In Argentina, Christmas is very similar to the Fourth of July in America: people shoot fireworks and get together with family and friends.

The night starts off with most of the family going to Catholic mass, and after everyone is back home, they set the table outside and sit down to eat. After a delicious dinner of pork, chicken, lots of salad and desserts, the teenagers go off and shoot fireworks, while the adults finish cleaning up the table and head over to where the all the fun is.

An adult will stay inside, close all the curtains, and set up the presents around the tree. At midnight, they ring a bell, which the younger children think is Santa Claus. Everyone runs inside to open presents.

After the presents are opened some people head home and others stay the night. It is always a nice way to end the day.

Sophomore Alexandra Thorpe comes from a huge family that not only celebrates Christmas, but Hanukkah and Russian New Year too. This means that the typical “holiday season” is not so typical in their house.

Hanukkah is an eight day long Jewish holiday that celebrates the Maccabees winning the war and therefore reasserting Judaism as a religion. Hanukkah is a family time that the Thorpe family looks forward to every year.

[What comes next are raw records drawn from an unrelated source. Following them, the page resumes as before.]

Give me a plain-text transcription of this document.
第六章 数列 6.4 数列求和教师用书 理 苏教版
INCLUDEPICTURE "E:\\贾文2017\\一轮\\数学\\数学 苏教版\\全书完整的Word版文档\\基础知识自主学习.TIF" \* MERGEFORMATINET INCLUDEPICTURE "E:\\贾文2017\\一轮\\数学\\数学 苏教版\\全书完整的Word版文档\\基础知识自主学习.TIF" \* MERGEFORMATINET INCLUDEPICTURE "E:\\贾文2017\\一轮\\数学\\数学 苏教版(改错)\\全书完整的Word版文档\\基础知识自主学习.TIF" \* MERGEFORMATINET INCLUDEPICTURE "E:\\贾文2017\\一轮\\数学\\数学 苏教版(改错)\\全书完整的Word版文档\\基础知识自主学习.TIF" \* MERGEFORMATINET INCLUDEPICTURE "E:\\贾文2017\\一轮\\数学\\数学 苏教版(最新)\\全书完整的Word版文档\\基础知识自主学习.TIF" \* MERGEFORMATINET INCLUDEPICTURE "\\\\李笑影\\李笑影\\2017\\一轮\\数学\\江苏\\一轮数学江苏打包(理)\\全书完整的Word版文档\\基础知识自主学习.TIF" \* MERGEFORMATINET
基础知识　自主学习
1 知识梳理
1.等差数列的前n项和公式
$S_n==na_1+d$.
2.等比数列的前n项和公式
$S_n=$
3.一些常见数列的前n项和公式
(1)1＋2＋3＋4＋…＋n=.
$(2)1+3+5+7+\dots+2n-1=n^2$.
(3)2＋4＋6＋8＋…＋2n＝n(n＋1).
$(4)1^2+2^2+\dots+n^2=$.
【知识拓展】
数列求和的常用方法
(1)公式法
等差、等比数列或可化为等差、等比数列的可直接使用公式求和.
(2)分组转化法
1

“My favorite part of Hanukkah is lighting the candles on the Menorah,” said Thorpe. “Eight candles for eight days–someone different gets to light one each day.”

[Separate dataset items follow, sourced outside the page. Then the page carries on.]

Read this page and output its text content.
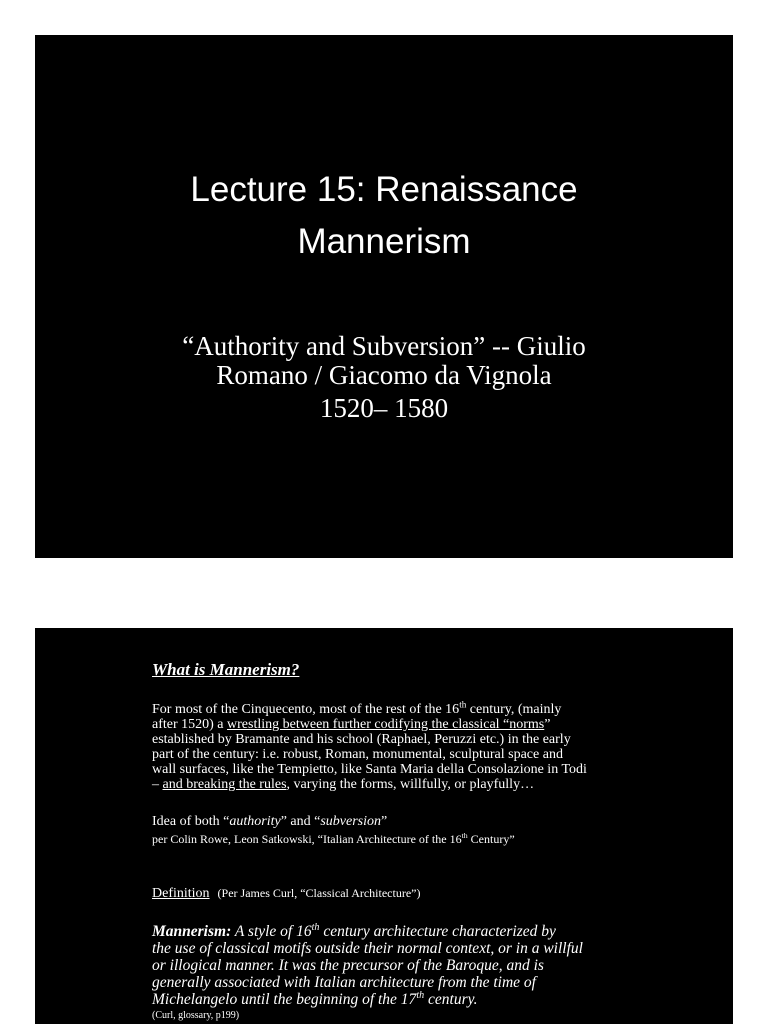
Lecture 15: Renaissance
Mannerism
“Authority and Subversion” -- Giulio
Romano / Giacomo da Vignola
1520– 1580
What is Mannerism?
For most of the Cinquecento, most of the rest of the 16th century, (mainly
after 1520) a wrestling between further codifying the classical “norms”
established by Bramante and his school (Raphael, Peruzzi etc.) in the early
part of the century: i.e. robust, Roman, monumental, sculptural space and
wall surfaces, like the Tempietto, like Santa Maria della Consolazione in Todi
– and breaking the rules, varying the forms, willfully, or playfully…
Idea of both “authority” and “subversion”
per Colin Rowe, Leon Satkowski, “Italian Architecture of the 16th Century”
Definition (Per James Curl, “Classical Architecture”)
Mannerism: A style of 16th century architecture characterized by
the use of classical motifs outside their normal context, or in a willful
or illogical manner. It was the precursor of the Baroque, and is
generally associated with Italian architecture from the time of
Michelangelo until the beginning of the 17th century.
(Curl, glossary, p199)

During the holiday, they eat latkes, and fish as the main meal. And for dinner Yulia Thorpe, her mother, will hide Galt, which are chocolate coins, around the house as a fun game for the kids to play. Each day, every family member even receives a small gift to celebrate the fun family time.

After Hanukkah and Christmas comes Russian New Year. Russian New Year falls on regular New Year, but celebrates something a little different.

Russian New Year is basically Russian Christmas, says Thorpe. Sometime in history, Russians were not able to celebrate Christmas on Christmas, so they created their own.

“It’s just like ordinary Christmas,” said Thorpe.

“Instead of Santa Claus we have Father Frost to put our gifts under the tree.””

— Yulia Thorpe

They eat traditional Russian food that consists of a lot of bread, cheese, and meat-pies, and on top of all of that, they still have left-overs to eat from Christmas and Hanukkah.

The holidays are a busy time for any family, however in terms of things to do, the Thorpe family takes the cake.



Yulia Thorpe
Alexandra Thorpe’s brother, Jacob Thorpe, is lighting the menorah on the second night of Hanukkah.